Saturday, March 2, 2024

Mar 3 Sun - Within the Law, we can accomplish our purpose of existence, with God’s help

 

Mar 3 Sun
Life is a journey. Each one is the “driver” of his own life. Still, we need the Law, directions to know which one is the right road, to know what is right and what is objectively wrong and would destroy us.
Thus, Law is not a limitation of choices, but the only place within which we can develop ourselves, and accomplish our purpose of existence, with God’s help.
 
For this purpose, God “inserted” in us the knowledge of Natural Law, limited but useful.

Furthermore, by revelation, God made known to us his Eternal law, which comes from God’s Wisdom. Together with it, God gives us the strength to fulfill it. All laws are derived from eternal law. No law is just if it does not conform to eternal law.

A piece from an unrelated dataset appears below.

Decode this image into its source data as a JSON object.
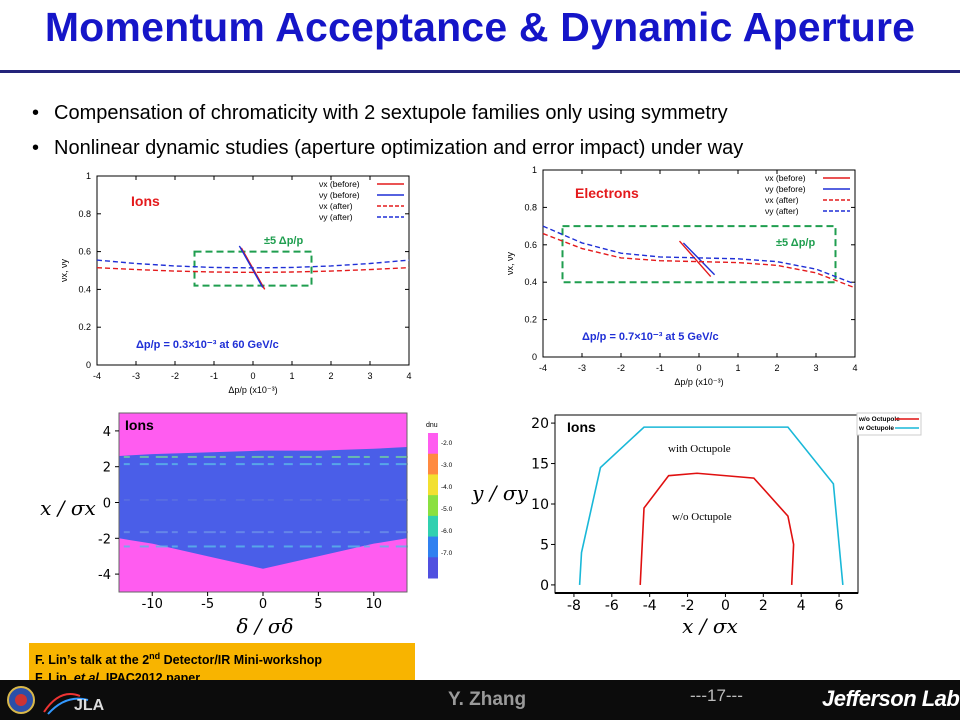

The Ten Commandments are a revealed expression of the natural law.

Civil law exists to embody the natural law in particular times and places for the good of those under it. These laws get their legitimacy by being grounded in the natural law.

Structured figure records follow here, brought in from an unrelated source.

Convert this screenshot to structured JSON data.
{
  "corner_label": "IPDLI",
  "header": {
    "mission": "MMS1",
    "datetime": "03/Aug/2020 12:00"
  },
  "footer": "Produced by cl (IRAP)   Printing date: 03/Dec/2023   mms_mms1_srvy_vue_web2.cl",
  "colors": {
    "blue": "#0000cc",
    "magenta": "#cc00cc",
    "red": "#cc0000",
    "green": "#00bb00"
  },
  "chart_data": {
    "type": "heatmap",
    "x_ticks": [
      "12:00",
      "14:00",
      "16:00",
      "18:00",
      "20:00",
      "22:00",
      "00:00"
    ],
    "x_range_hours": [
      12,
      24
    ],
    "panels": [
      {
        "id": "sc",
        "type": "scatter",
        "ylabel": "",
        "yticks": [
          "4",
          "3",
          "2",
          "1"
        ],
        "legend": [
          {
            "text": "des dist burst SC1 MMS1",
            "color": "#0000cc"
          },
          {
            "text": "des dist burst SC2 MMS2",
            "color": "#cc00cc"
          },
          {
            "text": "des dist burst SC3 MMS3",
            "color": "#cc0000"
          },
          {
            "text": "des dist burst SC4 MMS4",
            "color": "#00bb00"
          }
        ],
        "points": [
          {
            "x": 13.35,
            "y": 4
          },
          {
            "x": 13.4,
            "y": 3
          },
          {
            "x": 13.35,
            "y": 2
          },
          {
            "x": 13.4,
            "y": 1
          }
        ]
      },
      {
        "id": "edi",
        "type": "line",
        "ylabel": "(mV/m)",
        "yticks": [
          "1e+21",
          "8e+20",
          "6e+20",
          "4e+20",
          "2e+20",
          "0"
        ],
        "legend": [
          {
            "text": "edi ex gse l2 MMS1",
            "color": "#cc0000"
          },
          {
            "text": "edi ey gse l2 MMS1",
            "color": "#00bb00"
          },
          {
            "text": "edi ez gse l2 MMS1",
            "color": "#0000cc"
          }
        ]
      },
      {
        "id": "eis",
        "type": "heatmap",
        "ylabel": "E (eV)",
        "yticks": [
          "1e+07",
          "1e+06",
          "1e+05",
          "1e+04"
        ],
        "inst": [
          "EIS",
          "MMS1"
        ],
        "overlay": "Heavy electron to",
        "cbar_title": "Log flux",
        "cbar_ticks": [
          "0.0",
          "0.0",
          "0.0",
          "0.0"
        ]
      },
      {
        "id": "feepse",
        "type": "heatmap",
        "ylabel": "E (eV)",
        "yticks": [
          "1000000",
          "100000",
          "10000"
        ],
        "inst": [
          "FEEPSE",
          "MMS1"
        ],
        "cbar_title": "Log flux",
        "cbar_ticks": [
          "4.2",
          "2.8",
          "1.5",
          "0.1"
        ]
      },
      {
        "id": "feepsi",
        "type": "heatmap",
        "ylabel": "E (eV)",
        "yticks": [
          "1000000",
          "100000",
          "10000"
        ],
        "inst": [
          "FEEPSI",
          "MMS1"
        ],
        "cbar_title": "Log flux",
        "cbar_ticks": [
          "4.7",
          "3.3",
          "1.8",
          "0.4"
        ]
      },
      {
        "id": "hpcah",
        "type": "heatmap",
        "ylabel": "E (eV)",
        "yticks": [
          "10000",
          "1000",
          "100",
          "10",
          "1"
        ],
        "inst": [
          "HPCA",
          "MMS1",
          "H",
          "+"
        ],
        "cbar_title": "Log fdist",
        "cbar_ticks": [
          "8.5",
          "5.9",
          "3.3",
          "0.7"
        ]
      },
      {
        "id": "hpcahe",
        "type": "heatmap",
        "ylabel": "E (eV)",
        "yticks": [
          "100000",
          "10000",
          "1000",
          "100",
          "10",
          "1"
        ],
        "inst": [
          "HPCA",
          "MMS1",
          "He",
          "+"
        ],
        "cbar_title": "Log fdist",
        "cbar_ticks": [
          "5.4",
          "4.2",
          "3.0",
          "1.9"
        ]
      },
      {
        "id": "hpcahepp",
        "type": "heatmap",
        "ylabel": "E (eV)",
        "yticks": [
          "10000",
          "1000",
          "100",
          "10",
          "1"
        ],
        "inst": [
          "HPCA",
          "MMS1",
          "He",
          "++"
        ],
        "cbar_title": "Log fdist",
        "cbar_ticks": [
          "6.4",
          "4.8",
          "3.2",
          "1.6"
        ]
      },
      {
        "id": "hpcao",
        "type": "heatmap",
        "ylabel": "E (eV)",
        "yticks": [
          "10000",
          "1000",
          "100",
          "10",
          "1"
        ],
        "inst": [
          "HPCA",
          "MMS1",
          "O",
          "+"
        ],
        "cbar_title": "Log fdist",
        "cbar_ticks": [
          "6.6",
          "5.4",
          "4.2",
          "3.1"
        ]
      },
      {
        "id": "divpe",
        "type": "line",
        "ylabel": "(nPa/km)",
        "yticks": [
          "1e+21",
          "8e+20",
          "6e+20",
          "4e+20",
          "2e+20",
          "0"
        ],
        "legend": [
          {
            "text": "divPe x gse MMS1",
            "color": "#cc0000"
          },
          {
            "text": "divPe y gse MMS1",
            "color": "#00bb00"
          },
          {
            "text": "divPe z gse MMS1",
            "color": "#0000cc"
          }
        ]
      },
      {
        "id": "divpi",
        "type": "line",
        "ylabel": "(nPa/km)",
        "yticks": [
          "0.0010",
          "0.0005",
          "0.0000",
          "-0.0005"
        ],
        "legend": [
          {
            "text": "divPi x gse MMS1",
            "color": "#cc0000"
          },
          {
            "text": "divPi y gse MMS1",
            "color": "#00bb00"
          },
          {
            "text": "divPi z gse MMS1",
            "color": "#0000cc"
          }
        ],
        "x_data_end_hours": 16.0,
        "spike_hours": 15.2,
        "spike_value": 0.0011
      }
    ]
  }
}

What about unjust laws? ‘An unjust law is no law at all.’ Now, what is the difference between the two? How does one determine whether a law is just or unjust? A just law is a man-made code that squares with the moral law or the law of God. An unjust law is a code that is out of harmony with the moral law.

We are members of his body, which is the Church, and branches grafted onto the vine, which is Jesus Christ.
From then on, Christian life is a continuous conversion, also called “sanctification.” “Christian sanctity does not consist in being impeccable, but in fighting against and not yielding to temptation, in getting up again after a fall. It does not result so much from man’s will power, but rather from the effort of not setting obstacles to the action of grace in one’s soul. It consists in being humble cooperators of God’s grace.” This process of gradual growth in holiness culminates in everlasting life.

As Christians, “Our vocation is to follow Christ ... And to follow him so closely that we live with him, like the first Twelve; so close to him that we identify with him, that we live his Life, until a moment comes, if we haven't hindered it, when we can say with St Paul: It is now no longer I that live, but Christ lives in me."